As a pediatrician, married mom of three biological children and one foster son, my life was busy, rushing off to my office four days a week, seeing patients for three and working as a medical director of a local physician organization for one. I balanced this with rushing off to shuttle my kids to after sports and other after school activities. All of this changed one day in August of 2018 when my 14 year old son, Andy, was killed in a car accident. I felt like my life was over, and in some ways it was over, and a new life was forced to begin in its place. 

Grief is seldom discussed openly in our culture, and the death of a child makes people feel even more uncomfortable. On this blog and podcast, ‘Losing a Child: Always Andy’s Mom’, the topic is approached openly and honestly, speaking to people who have lost loved ones and experts who help care for them.
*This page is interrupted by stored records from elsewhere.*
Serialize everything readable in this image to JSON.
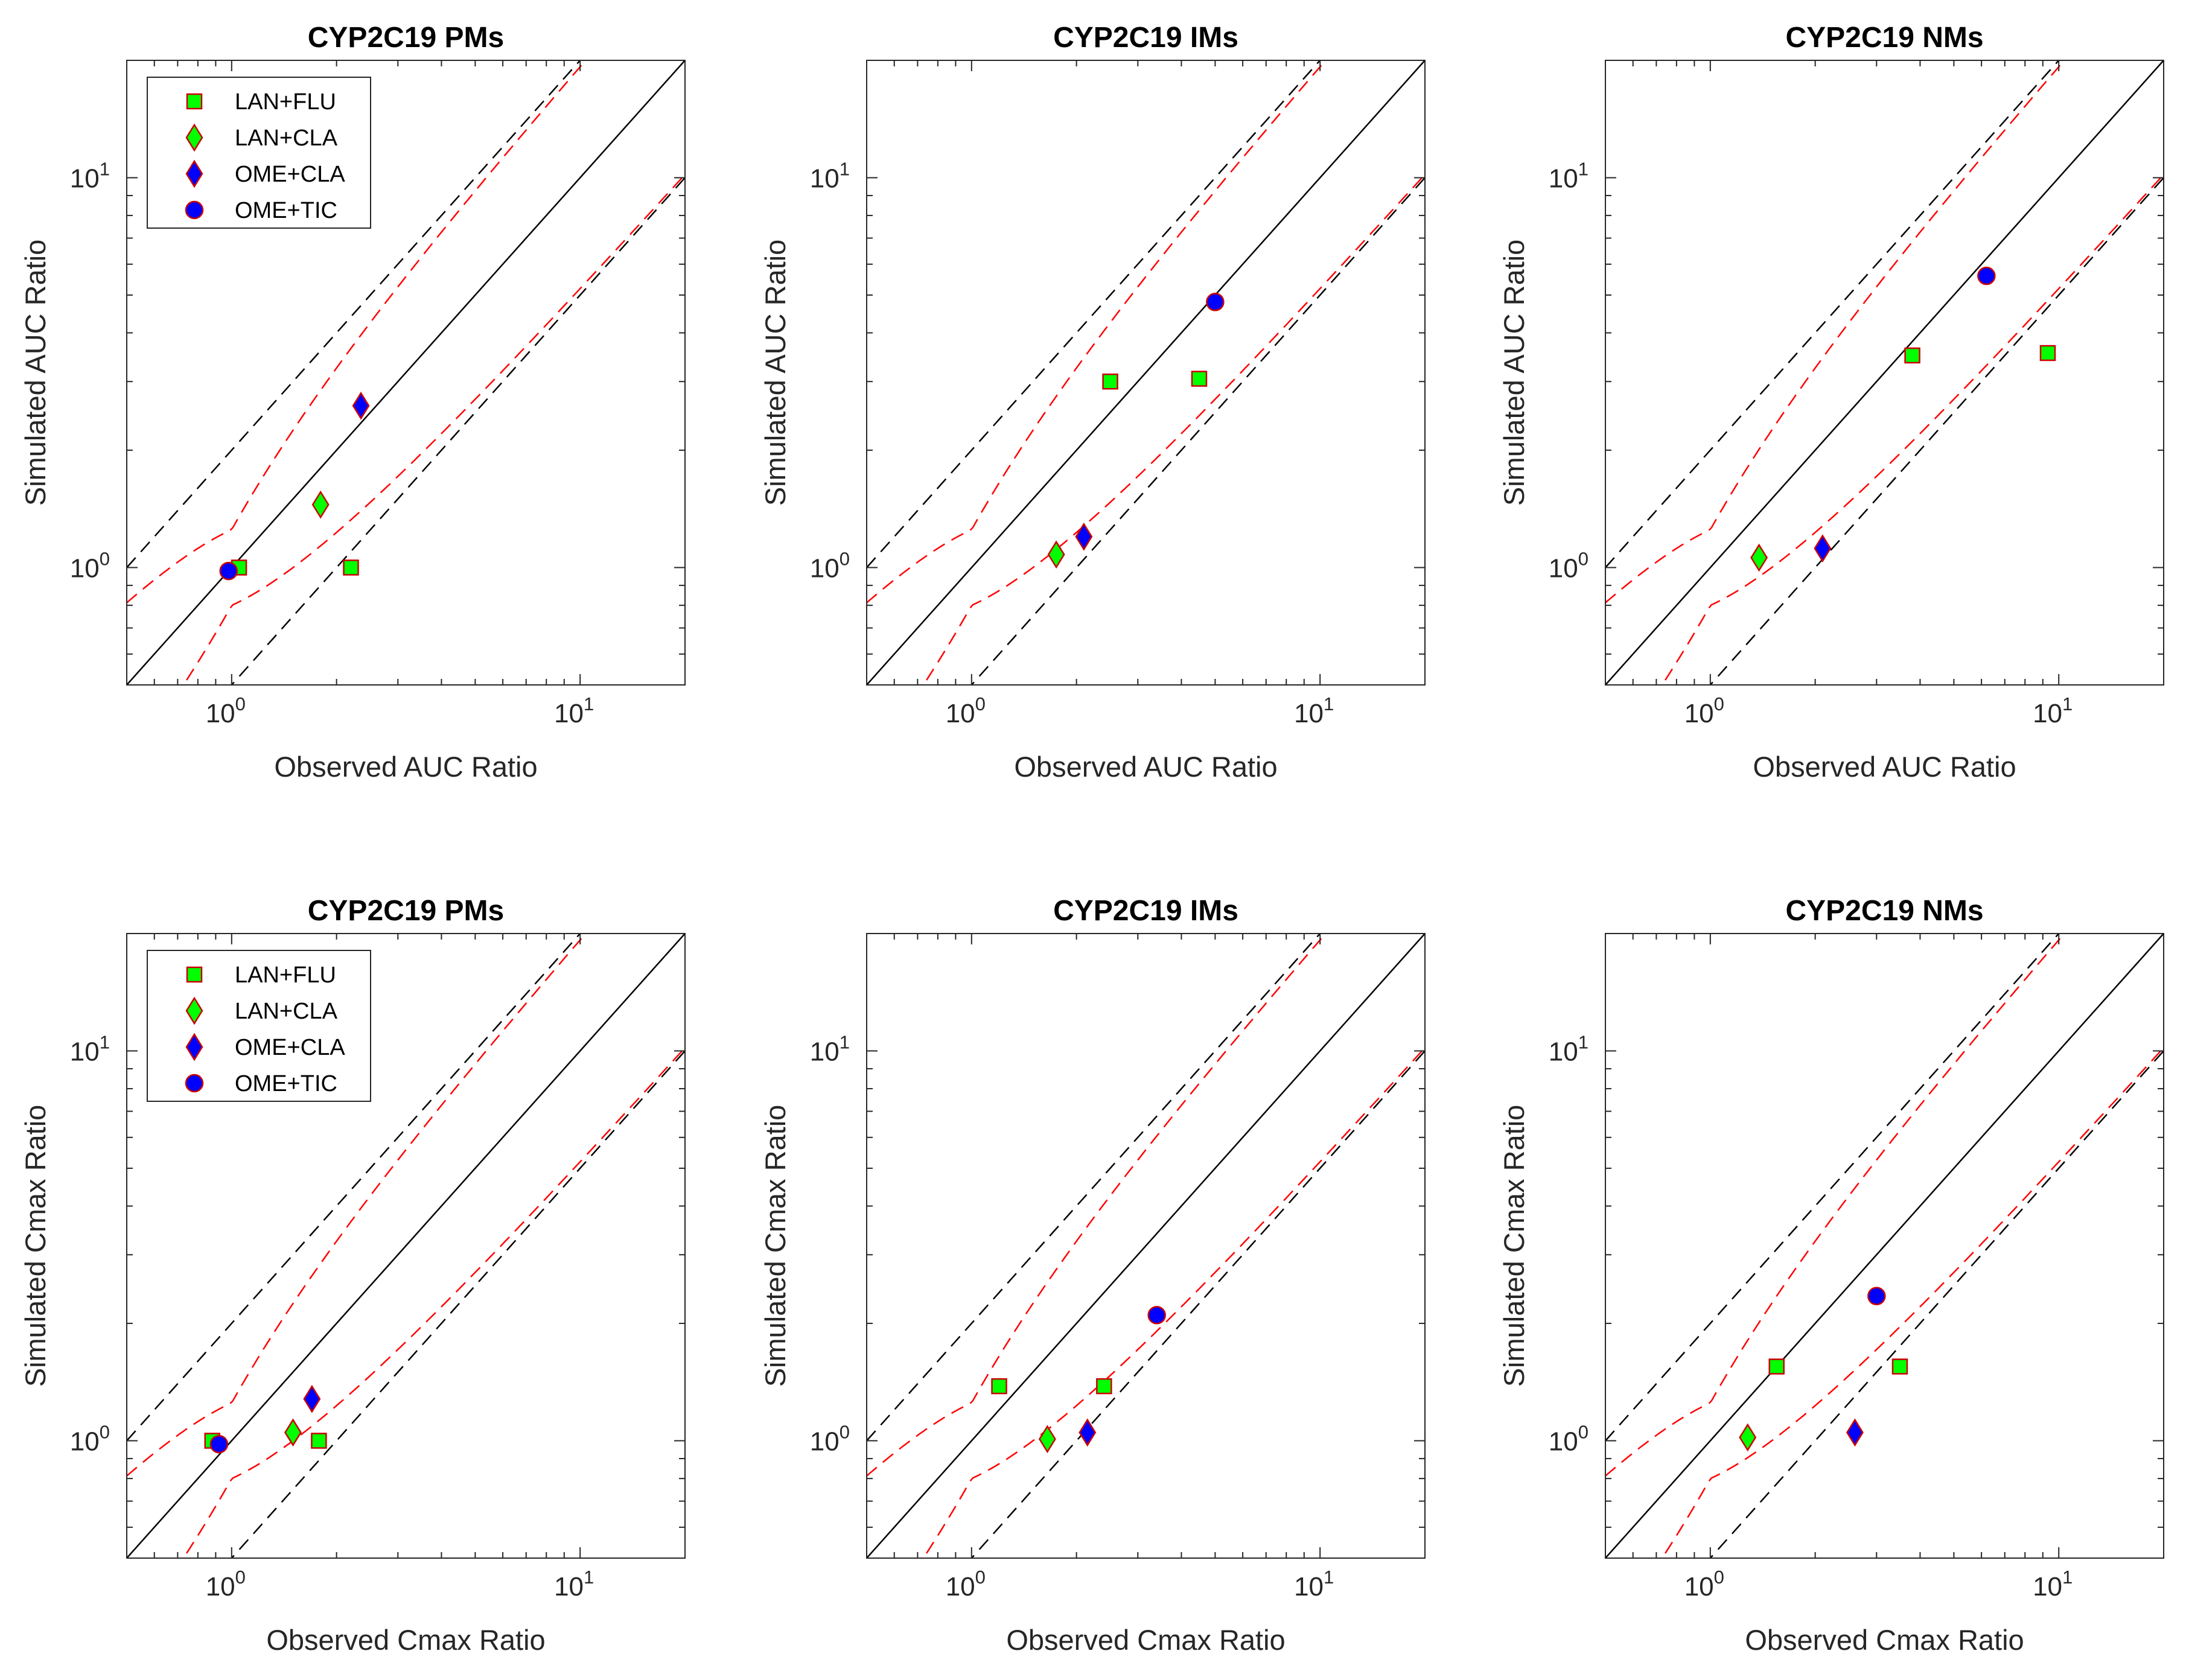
{
  "figure": {
    "rows": 2,
    "cols": 3,
    "legend_entries": [
      {
        "label": "LAN+FLU",
        "marker": "square",
        "fill": "#00ff00",
        "edge": "#cc0000"
      },
      {
        "label": "LAN+CLA",
        "marker": "diamond",
        "fill": "#00ff00",
        "edge": "#cc0000"
      },
      {
        "label": "OME+CLA",
        "marker": "diamond",
        "fill": "#0000ff",
        "edge": "#cc0000"
      },
      {
        "label": "OME+TIC",
        "marker": "circle",
        "fill": "#0000ff",
        "edge": "#cc0000"
      }
    ],
    "colors": {
      "identity": "#000000",
      "twofold": "#000000",
      "guest": "#ff0000"
    }
  },
  "chart_data": [
    {
      "type": "scatter",
      "scale": "log",
      "title": "CYP2C19 PMs",
      "xlabel": "Observed AUC Ratio",
      "ylabel": "Simulated AUC Ratio",
      "xlim": [
        0.5,
        20
      ],
      "ylim": [
        0.5,
        20
      ],
      "legend": "top-left",
      "xticks": [
        {
          "base": "10",
          "exp": "0",
          "value": 1
        },
        {
          "base": "10",
          "exp": "1",
          "value": 10
        }
      ],
      "yticks": [
        {
          "base": "10",
          "exp": "0",
          "value": 1
        },
        {
          "base": "10",
          "exp": "1",
          "value": 10
        }
      ],
      "points": [
        {
          "series": "LAN+FLU",
          "x": 1.05,
          "y": 1.0
        },
        {
          "series": "LAN+FLU",
          "x": 2.2,
          "y": 1.0
        },
        {
          "series": "LAN+CLA",
          "x": 1.8,
          "y": 1.45
        },
        {
          "series": "OME+CLA",
          "x": 2.35,
          "y": 2.6
        },
        {
          "series": "OME+TIC",
          "x": 0.98,
          "y": 0.98
        }
      ]
    },
    {
      "type": "scatter",
      "scale": "log",
      "title": "CYP2C19 IMs",
      "xlabel": "Observed AUC Ratio",
      "ylabel": "Simulated AUC Ratio",
      "xlim": [
        0.5,
        20
      ],
      "ylim": [
        0.5,
        20
      ],
      "legend": "none",
      "xticks": [
        {
          "base": "10",
          "exp": "0",
          "value": 1
        },
        {
          "base": "10",
          "exp": "1",
          "value": 10
        }
      ],
      "yticks": [
        {
          "base": "10",
          "exp": "0",
          "value": 1
        },
        {
          "base": "10",
          "exp": "1",
          "value": 10
        }
      ],
      "points": [
        {
          "series": "LAN+FLU",
          "x": 2.5,
          "y": 3.0
        },
        {
          "series": "LAN+FLU",
          "x": 4.5,
          "y": 3.05
        },
        {
          "series": "LAN+CLA",
          "x": 1.75,
          "y": 1.08
        },
        {
          "series": "OME+CLA",
          "x": 2.1,
          "y": 1.2
        },
        {
          "series": "OME+TIC",
          "x": 5.0,
          "y": 4.8
        }
      ]
    },
    {
      "type": "scatter",
      "scale": "log",
      "title": "CYP2C19 NMs",
      "xlabel": "Observed AUC Ratio",
      "ylabel": "Simulated AUC Ratio",
      "xlim": [
        0.5,
        20
      ],
      "ylim": [
        0.5,
        20
      ],
      "legend": "none",
      "xticks": [
        {
          "base": "10",
          "exp": "0",
          "value": 1
        },
        {
          "base": "10",
          "exp": "1",
          "value": 10
        }
      ],
      "yticks": [
        {
          "base": "10",
          "exp": "0",
          "value": 1
        },
        {
          "base": "10",
          "exp": "1",
          "value": 10
        }
      ],
      "points": [
        {
          "series": "LAN+FLU",
          "x": 3.8,
          "y": 3.5
        },
        {
          "series": "LAN+FLU",
          "x": 9.3,
          "y": 3.55
        },
        {
          "series": "LAN+CLA",
          "x": 1.38,
          "y": 1.06
        },
        {
          "series": "OME+CLA",
          "x": 2.1,
          "y": 1.12
        },
        {
          "series": "OME+TIC",
          "x": 6.2,
          "y": 5.6
        }
      ]
    },
    {
      "type": "scatter",
      "scale": "log",
      "title": "CYP2C19 PMs",
      "xlabel": "Observed Cmax Ratio",
      "ylabel": "Simulated Cmax Ratio",
      "xlim": [
        0.5,
        20
      ],
      "ylim": [
        0.5,
        20
      ],
      "legend": "top-left",
      "xticks": [
        {
          "base": "10",
          "exp": "0",
          "value": 1
        },
        {
          "base": "10",
          "exp": "1",
          "value": 10
        }
      ],
      "yticks": [
        {
          "base": "10",
          "exp": "0",
          "value": 1
        },
        {
          "base": "10",
          "exp": "1",
          "value": 10
        }
      ],
      "points": [
        {
          "series": "LAN+FLU",
          "x": 0.88,
          "y": 1.0
        },
        {
          "series": "LAN+FLU",
          "x": 1.78,
          "y": 1.0
        },
        {
          "series": "LAN+CLA",
          "x": 1.5,
          "y": 1.05
        },
        {
          "series": "OME+CLA",
          "x": 1.7,
          "y": 1.28
        },
        {
          "series": "OME+TIC",
          "x": 0.92,
          "y": 0.98
        }
      ]
    },
    {
      "type": "scatter",
      "scale": "log",
      "title": "CYP2C19 IMs",
      "xlabel": "Observed Cmax Ratio",
      "ylabel": "Simulated Cmax Ratio",
      "xlim": [
        0.5,
        20
      ],
      "ylim": [
        0.5,
        20
      ],
      "legend": "none",
      "xticks": [
        {
          "base": "10",
          "exp": "0",
          "value": 1
        },
        {
          "base": "10",
          "exp": "1",
          "value": 10
        }
      ],
      "yticks": [
        {
          "base": "10",
          "exp": "0",
          "value": 1
        },
        {
          "base": "10",
          "exp": "1",
          "value": 10
        }
      ],
      "points": [
        {
          "series": "LAN+FLU",
          "x": 1.2,
          "y": 1.38
        },
        {
          "series": "LAN+FLU",
          "x": 2.4,
          "y": 1.38
        },
        {
          "series": "LAN+CLA",
          "x": 1.65,
          "y": 1.01
        },
        {
          "series": "OME+CLA",
          "x": 2.15,
          "y": 1.05
        },
        {
          "series": "OME+TIC",
          "x": 3.4,
          "y": 2.1
        }
      ]
    },
    {
      "type": "scatter",
      "scale": "log",
      "title": "CYP2C19 NMs",
      "xlabel": "Observed Cmax Ratio",
      "ylabel": "Simulated Cmax Ratio",
      "xlim": [
        0.5,
        20
      ],
      "ylim": [
        0.5,
        20
      ],
      "legend": "none",
      "xticks": [
        {
          "base": "10",
          "exp": "0",
          "value": 1
        },
        {
          "base": "10",
          "exp": "1",
          "value": 10
        }
      ],
      "yticks": [
        {
          "base": "10",
          "exp": "0",
          "value": 1
        },
        {
          "base": "10",
          "exp": "1",
          "value": 10
        }
      ],
      "points": [
        {
          "series": "LAN+FLU",
          "x": 1.55,
          "y": 1.55
        },
        {
          "series": "LAN+FLU",
          "x": 3.5,
          "y": 1.55
        },
        {
          "series": "LAN+CLA",
          "x": 1.28,
          "y": 1.02
        },
        {
          "series": "OME+CLA",
          "x": 2.6,
          "y": 1.05
        },
        {
          "series": "OME+TIC",
          "x": 3.0,
          "y": 2.35
        }
      ]
    }
  ]
}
Whether you are a parent experiencing loss or someone who wants to support another going through this tragedy, this blog and podcast strives to offer hope and help.

Jan 2, 2020

'Happy New Year' is a phrase that has been said a lot over the past day and a half all over the world. I used to throw that phrase around, too, along with 'Happy Holidays' and 'Merry Christmas.' Nowadays, I don't say those phrases nearly as often. In fact, I think that only time I wished anyone a happy new year was when I said it almost in jest to Eric when recording this podcast. I am so thankful for this holiday season to be over and for it to be January 2nd. I am so relieved to have people stop wishing me a 'happy' or 'merry' anything. Today, it feels like a weight has been lifted.
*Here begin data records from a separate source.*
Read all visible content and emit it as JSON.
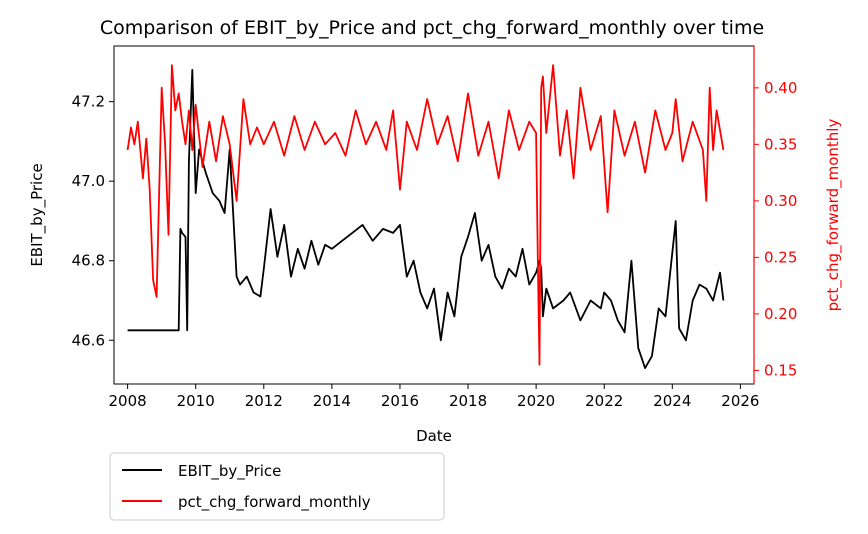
{
  "chart_data": {
    "type": "line",
    "title": "Comparison of EBIT_by_Price and pct_chg_forward_monthly over time",
    "xlabel": "Date",
    "ylabel": "EBIT_by_Price",
    "y2label": "pct_chg_forward_monthly",
    "xlim": [
      2007.6,
      2026.4
    ],
    "ylim": [
      46.49,
      47.34
    ],
    "y2lim": [
      0.138,
      0.437
    ],
    "xticks": [
      2008,
      2010,
      2012,
      2014,
      2016,
      2018,
      2020,
      2022,
      2024,
      2026
    ],
    "yticks": [
      46.6,
      46.8,
      47.0,
      47.2
    ],
    "y2ticks": [
      0.15,
      0.2,
      0.25,
      0.3,
      0.35,
      0.4
    ],
    "xtick_labels": [
      "2008",
      "2010",
      "2012",
      "2014",
      "2016",
      "2018",
      "2020",
      "2022",
      "2024",
      "2026"
    ],
    "ytick_labels": [
      "46.6",
      "46.8",
      "47.0",
      "47.2"
    ],
    "y2tick_labels": [
      "0.15",
      "0.20",
      "0.25",
      "0.30",
      "0.35",
      "0.40"
    ],
    "grid": false,
    "legend_position": "below-left",
    "series": [
      {
        "name": "EBIT_by_Price",
        "axis": "left",
        "color": "#000000",
        "x": [
          2008.0,
          2009.5,
          2009.55,
          2009.6,
          2009.7,
          2009.75,
          2009.8,
          2009.9,
          2010.0,
          2010.1,
          2010.3,
          2010.5,
          2010.7,
          2010.85,
          2011.0,
          2011.2,
          2011.3,
          2011.5,
          2011.7,
          2011.9,
          2012.0,
          2012.2,
          2012.4,
          2012.6,
          2012.8,
          2013.0,
          2013.2,
          2013.4,
          2013.6,
          2013.8,
          2014.0,
          2014.3,
          2014.6,
          2014.9,
          2015.2,
          2015.5,
          2015.8,
          2016.0,
          2016.2,
          2016.4,
          2016.6,
          2016.8,
          2017.0,
          2017.2,
          2017.4,
          2017.6,
          2017.8,
          2018.0,
          2018.2,
          2018.4,
          2018.6,
          2018.8,
          2019.0,
          2019.2,
          2019.4,
          2019.6,
          2019.8,
          2020.0,
          2020.1,
          2020.15,
          2020.2,
          2020.3,
          2020.5,
          2020.8,
          2021.0,
          2021.3,
          2021.6,
          2021.9,
          2022.0,
          2022.2,
          2022.4,
          2022.6,
          2022.8,
          2023.0,
          2023.2,
          2023.4,
          2023.6,
          2023.8,
          2024.0,
          2024.1,
          2024.2,
          2024.4,
          2024.6,
          2024.8,
          2025.0,
          2025.2,
          2025.4,
          2025.5
        ],
        "y": [
          46.625,
          46.625,
          46.88,
          46.87,
          46.86,
          46.625,
          47.05,
          47.28,
          46.97,
          47.08,
          47.02,
          46.97,
          46.95,
          46.92,
          47.08,
          46.76,
          46.74,
          46.76,
          46.72,
          46.71,
          46.78,
          46.93,
          46.81,
          46.89,
          46.76,
          46.83,
          46.78,
          46.85,
          46.79,
          46.84,
          46.83,
          46.85,
          46.87,
          46.89,
          46.85,
          46.88,
          46.87,
          46.89,
          46.76,
          46.8,
          46.72,
          46.68,
          46.73,
          46.6,
          46.72,
          46.66,
          46.81,
          46.86,
          46.92,
          46.8,
          46.84,
          46.76,
          46.73,
          46.78,
          46.76,
          46.83,
          46.74,
          46.77,
          46.8,
          46.78,
          46.66,
          46.73,
          46.68,
          46.7,
          46.72,
          46.65,
          46.7,
          46.68,
          46.72,
          46.7,
          46.65,
          46.62,
          46.8,
          46.58,
          46.53,
          46.56,
          46.68,
          46.66,
          46.82,
          46.9,
          46.63,
          46.6,
          46.7,
          46.74,
          46.73,
          46.7,
          46.77,
          46.7
        ]
      },
      {
        "name": "pct_chg_forward_monthly",
        "axis": "right",
        "color": "#ff0000",
        "x": [
          2008.0,
          2008.1,
          2008.2,
          2008.3,
          2008.45,
          2008.55,
          2008.65,
          2008.75,
          2008.85,
          2009.0,
          2009.1,
          2009.2,
          2009.3,
          2009.4,
          2009.5,
          2009.6,
          2009.7,
          2009.8,
          2009.9,
          2010.0,
          2010.2,
          2010.4,
          2010.6,
          2010.8,
          2011.0,
          2011.2,
          2011.4,
          2011.6,
          2011.8,
          2012.0,
          2012.3,
          2012.6,
          2012.9,
          2013.2,
          2013.5,
          2013.8,
          2014.1,
          2014.4,
          2014.7,
          2015.0,
          2015.3,
          2015.6,
          2015.8,
          2016.0,
          2016.2,
          2016.5,
          2016.8,
          2017.1,
          2017.4,
          2017.7,
          2018.0,
          2018.3,
          2018.6,
          2018.9,
          2019.2,
          2019.5,
          2019.8,
          2020.0,
          2020.05,
          2020.1,
          2020.15,
          2020.2,
          2020.3,
          2020.5,
          2020.7,
          2020.9,
          2021.1,
          2021.3,
          2021.6,
          2021.9,
          2022.1,
          2022.3,
          2022.6,
          2022.9,
          2023.2,
          2023.5,
          2023.8,
          2024.0,
          2024.1,
          2024.3,
          2024.6,
          2024.9,
          2025.0,
          2025.1,
          2025.2,
          2025.3,
          2025.5
        ],
        "y": [
          0.345,
          0.365,
          0.35,
          0.37,
          0.32,
          0.355,
          0.31,
          0.23,
          0.215,
          0.4,
          0.35,
          0.27,
          0.42,
          0.38,
          0.395,
          0.37,
          0.35,
          0.38,
          0.345,
          0.385,
          0.33,
          0.37,
          0.335,
          0.375,
          0.35,
          0.3,
          0.39,
          0.35,
          0.365,
          0.35,
          0.37,
          0.34,
          0.375,
          0.345,
          0.37,
          0.35,
          0.36,
          0.34,
          0.38,
          0.35,
          0.37,
          0.345,
          0.38,
          0.31,
          0.37,
          0.345,
          0.39,
          0.35,
          0.375,
          0.335,
          0.395,
          0.34,
          0.37,
          0.32,
          0.38,
          0.345,
          0.37,
          0.36,
          0.25,
          0.155,
          0.4,
          0.41,
          0.36,
          0.42,
          0.34,
          0.38,
          0.32,
          0.4,
          0.345,
          0.375,
          0.29,
          0.38,
          0.34,
          0.37,
          0.325,
          0.38,
          0.345,
          0.36,
          0.39,
          0.335,
          0.37,
          0.345,
          0.3,
          0.4,
          0.345,
          0.38,
          0.345
        ]
      }
    ]
  }
}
Most of the time, I record my episodes at least several days  before their release. Often, it is a week or more ahead of the scheduled release. This time though, it was not the case. I knew that last week would be bad so I had already decided not to release an episode on December 26th, but I had planned to do a sort of year in review episode with Eric for the new year. Days went by though, and I just didn't feel like recording. I asked if he wanted to do it New Years Eve, but this time it was Eric who wanted to wait. Finally, it was 10pm last night, January 1st. We realized it was a sort of 'now or never.'

I sat there, taking deep breaths, not sure if I even wanted to start, what we would say. Eric said it would be OK to skip a week, but I told him I had already skipped last week and really did not want to get off schedule. So we began to record, and I started to cry. They were tears from a whole holiday season of frustration, tears that had been building up for the past couple of weeks. With those tears came more feelings of release and of peace. I don't normally want to cry during an interview, but these tears really were healing to me. I cannot tell you how much better I felt after that hour of talking with Eric, with him interviewing me more than me interviewing him.

Although, it is still difficult for me to wish us all a 'happy' new year. I certainly can wish for everyone a 'happier' new year filled with a little less pain than the last one. Hopefully, we all can feel a little less heavy in 2020.